Integrate $\int_0^\pi e^{-ik\cos\theta}\sin^2{\theta} \, \mathrm{d}\theta$ Does anyone have some good method to integrate
$$\int_0^\pi e^{-ik\cos\theta}\sin^2{\theta} \, \mathrm{d}\theta$$
 A: As a first step, you might substitute $x=-\cos{\theta}$. Next, a little algebra puts the integral in a form recognizable as a common integral representation for the Bessel function of the first kind of order one:
$$\begin{align}
\mathcal{I}
&=\int_{0}^{\pi}e^{-ik\cos{\theta}}\sin^2{\theta}\,\mathrm{d}\theta\\
&=\int_{0}^{\pi}e^{-ik\cos{\theta}}\sqrt{1-\cos^2{\theta}}\,\sin{\theta}\,\mathrm{d}\theta\\
&=\int_{-1}^{1}e^{ikx}\sqrt{1-x^2}\,\mathrm{d}x\\
&=\int_{0}^{1}e^{ikx}\sqrt{1-x^2}\,\mathrm{d}x+\int_{-1}^{0}e^{ikx}\sqrt{1-x^2}\,\mathrm{d}x\\
&=\int_{0}^{1}e^{ikx}\sqrt{1-x^2}\,\mathrm{d}x+\int_{0}^{1}e^{-ikx}\sqrt{1-x^2}\,\mathrm{d}x\\
&=2\int_{0}^{1}\frac{e^{ikx}+e^{-ikx}}{2}\sqrt{1-x^2}\,\mathrm{d}x\\
&=2\int_{0}^{1}\cos{\left(kx\right)}\sqrt{1-x^2}\,\mathrm{d}x\\
&=\frac{\pi\,J_{1}{\left(k\right)}}{k}.\\
\end{align}$$
A: David H's answer is perfectly fine. 
Anyway, if you are not confident with Bessel functions, you can just notice that:
$$ I = \int_{0}^{\pi}e^{-ik\cos\theta}\sin^2\theta\,d\theta = 2\int_{0}^{\pi/2}\cos(k\cos\theta)\sin^2\theta\,d\theta\\=\frac{2}{k}\int_{0}^{\pi/2}\sin(k\cos\theta)\cos\theta\,d\theta $$
where the last equality follows from integration by parts.
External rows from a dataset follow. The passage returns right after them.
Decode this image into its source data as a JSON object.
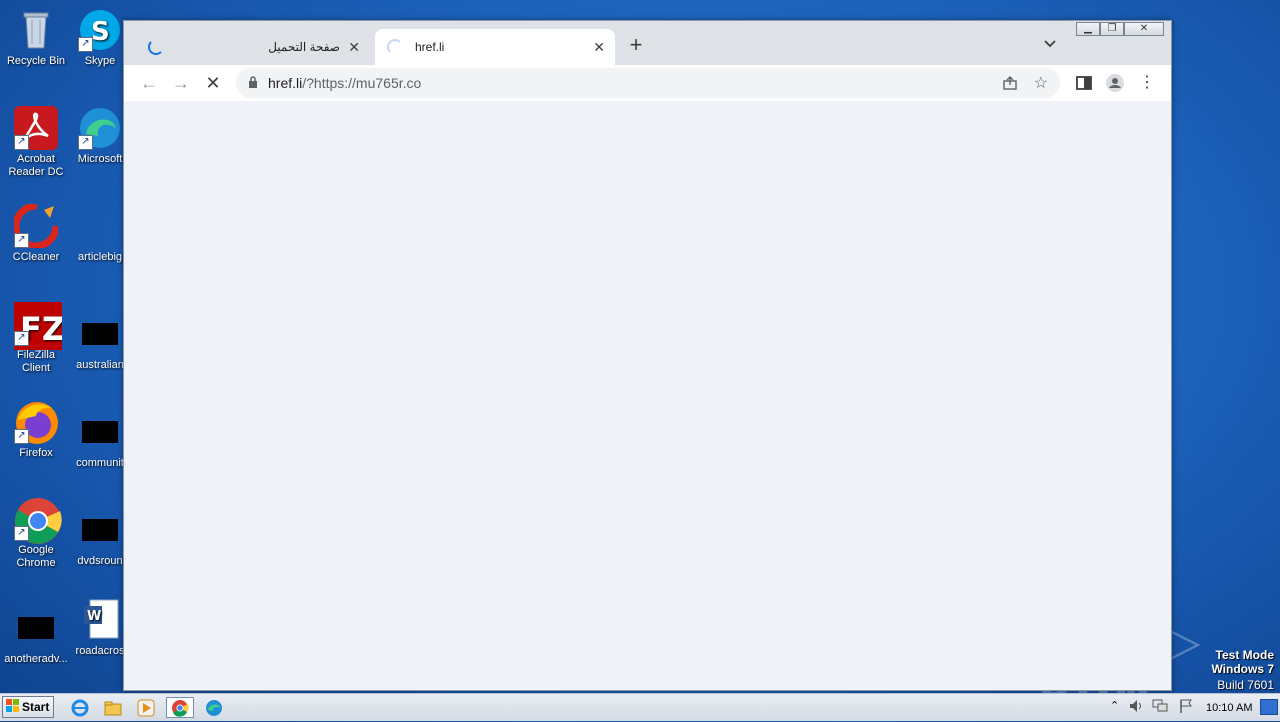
{
  "desktop": {
    "icons": [
      {
        "label": "Recycle Bin"
      },
      {
        "label": "Skype"
      },
      {
        "label": "Acrobat Reader DC"
      },
      {
        "label": "Microsoft"
      },
      {
        "label": "CCleaner"
      },
      {
        "label": "articlebig"
      },
      {
        "label": "FileZilla Client"
      },
      {
        "label": "australian"
      },
      {
        "label": "Firefox"
      },
      {
        "label": "communit"
      },
      {
        "label": "Google Chrome"
      },
      {
        "label": "dvdsroun"
      },
      {
        "label": "anotheradv..."
      },
      {
        "label": "roadacros"
      }
    ]
  },
  "browser": {
    "tabs": [
      {
        "title": "صفحة التحميل",
        "loading": true
      },
      {
        "title": "href.li",
        "loading": true,
        "active": true
      }
    ],
    "url_host": "href.li",
    "url_rest": "/?https://mu765r.co"
  },
  "watermark": {
    "brand": "ANY ▷ RUN",
    "line1": "Test Mode",
    "line2": "Windows 7",
    "line3": "Build 7601"
  },
  "taskbar": {
    "start_label": "Start",
    "clock": "10:10 AM"
  },
  "colors": {
    "desktop_blue": "#1f67c2",
    "chrome_frame": "#dee1e6",
    "spinner": "#1a73e8"
  }
}
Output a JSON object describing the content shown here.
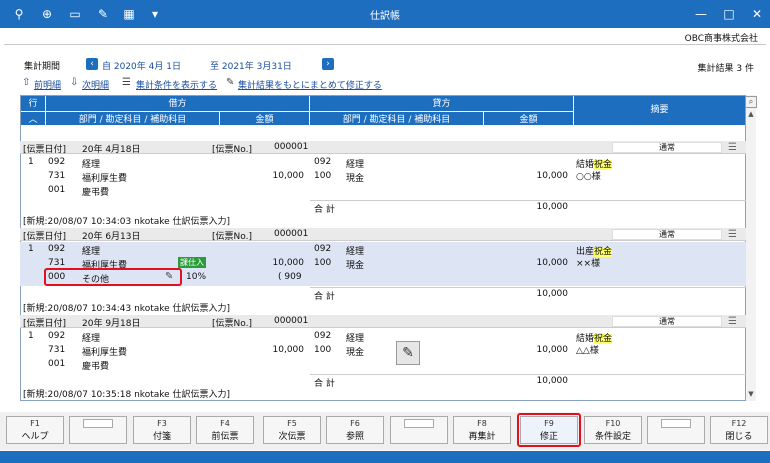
{
  "titlebar": {
    "title": "仕訳帳",
    "icons": [
      "search-plus-icon",
      "zoom-icon",
      "printer-icon",
      "tools-icon",
      "excel-icon",
      "dropdown-icon"
    ],
    "minimize": "—",
    "maximize": "□",
    "close": "✕"
  },
  "company": "OBC商事株式会社",
  "period": {
    "label": "集計期間",
    "from": "自 2020年  4月 1日",
    "to": "至 2021年  3月31日",
    "prev_arrow": "‹",
    "next_arrow": "›"
  },
  "links": {
    "prev": "前明細",
    "next": "次明細",
    "show_conditions": "集計条件を表示する",
    "bulk_fix": "集計結果をもとにまとめて修正する"
  },
  "count": "集計結果 3 件",
  "grid_header": {
    "row": "行",
    "debit": "借方",
    "credit": "貸方",
    "summary": "摘要",
    "dept_sub": "部門 / 勘定科目 / 補助科目",
    "amount": "金額",
    "sort_arrow": "︿"
  },
  "vouchers": [
    {
      "date_label": "[伝票日付]",
      "date": "20年  4月18日",
      "no_label": "[伝票No.]",
      "no": "000001",
      "type": "通常",
      "row": "1",
      "debit": {
        "dept": "092",
        "acct_code": "731",
        "sub_code": "001",
        "dept_name": "経理",
        "acct_name": "福利厚生費",
        "sub_name": "慶弔費",
        "amount": "10,000"
      },
      "credit": {
        "dept": "092",
        "acct_code": "100",
        "dept_name": "経理",
        "acct_name": "現金",
        "amount": "10,000"
      },
      "summary_pre": "結婚",
      "summary_hl": "祝金",
      "summary_line2": "○○様",
      "total_label": "合 計",
      "total": "10,000",
      "footer": "[新規:20/08/07 10:34:03  nkotake  仕訳伝票入力]"
    },
    {
      "date_label": "[伝票日付]",
      "date": "20年  6月13日",
      "no_label": "[伝票No.]",
      "no": "000001",
      "type": "通常",
      "row": "1",
      "debit": {
        "dept": "092",
        "acct_code": "731",
        "sub_code": "000",
        "dept_name": "経理",
        "acct_name": "福利厚生費",
        "sub_name": "その他",
        "amount": "10,000",
        "tax_rate": "10%",
        "tax_amount": "( 909",
        "tag": "課仕入"
      },
      "credit": {
        "dept": "092",
        "acct_code": "100",
        "dept_name": "経理",
        "acct_name": "現金",
        "amount": "10,000"
      },
      "summary_pre": "出産",
      "summary_hl": "祝金",
      "summary_line2": "××様",
      "total_label": "合 計",
      "total": "10,000",
      "footer": "[新規:20/08/07 10:34:43  nkotake  仕訳伝票入力]"
    },
    {
      "date_label": "[伝票日付]",
      "date": "20年  9月18日",
      "no_label": "[伝票No.]",
      "no": "000001",
      "type": "通常",
      "row": "1",
      "debit": {
        "dept": "092",
        "acct_code": "731",
        "sub_code": "001",
        "dept_name": "経理",
        "acct_name": "福利厚生費",
        "sub_name": "慶弔費",
        "amount": "10,000"
      },
      "credit": {
        "dept": "092",
        "acct_code": "100",
        "dept_name": "経理",
        "acct_name": "現金",
        "amount": "10,000"
      },
      "summary_pre": "結婚",
      "summary_hl": "祝金",
      "summary_line2": "△△様",
      "total_label": "合 計",
      "total": "10,000",
      "footer": "[新規:20/08/07 10:35:18  nkotake  仕訳伝票入力]"
    }
  ],
  "fkeys": [
    {
      "key": "F1",
      "label": "ヘルプ"
    },
    {
      "key": "",
      "label": ""
    },
    {
      "key": "F3",
      "label": "付箋"
    },
    {
      "key": "F4",
      "label": "前伝票"
    },
    {
      "key": "F5",
      "label": "次伝票"
    },
    {
      "key": "F6",
      "label": "参照"
    },
    {
      "key": "",
      "label": ""
    },
    {
      "key": "F8",
      "label": "再集計"
    },
    {
      "key": "F9",
      "label": "修正"
    },
    {
      "key": "F10",
      "label": "条件設定"
    },
    {
      "key": "",
      "label": ""
    },
    {
      "key": "F12",
      "label": "閉じる"
    }
  ],
  "colors": {
    "accent": "#1e6ec0",
    "highlight": "#ffff66",
    "selected_row": "#dde4f4",
    "callout": "#e0101e",
    "tag": "#2a9c3a"
  }
}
Since:
$$\int_{0}^{\pi/2}\cos^{2m}\theta\,d\theta=\frac{\pi}{4^{m}}\binom{2m}{m},$$
exploiting the Taylor series of the sine function we get:
$$ I = \frac{2}{k}\sum_{n=0}^{+\infty}(-1)^{n}\frac{k^{2n+1}}{(2n+1)!}\int_{0}^{\pi/2}\cos^{2n+2}\theta\,d\theta=\frac{\pi}{4}\sum_{n=0}^{+\infty}\frac{(-1)^n k^{2n}}{4^n(2n+1)!}\binom{2n+2}{n+1}$$
or just:
$$\color{purple}{ I = \frac{\pi}{2}\sum_{n=0}^{+\infty}\frac{(-1)^n}{n!(n+1)!}\left(\frac{k^2}{4}\right)^n} $$
that is a pretty fast converging series.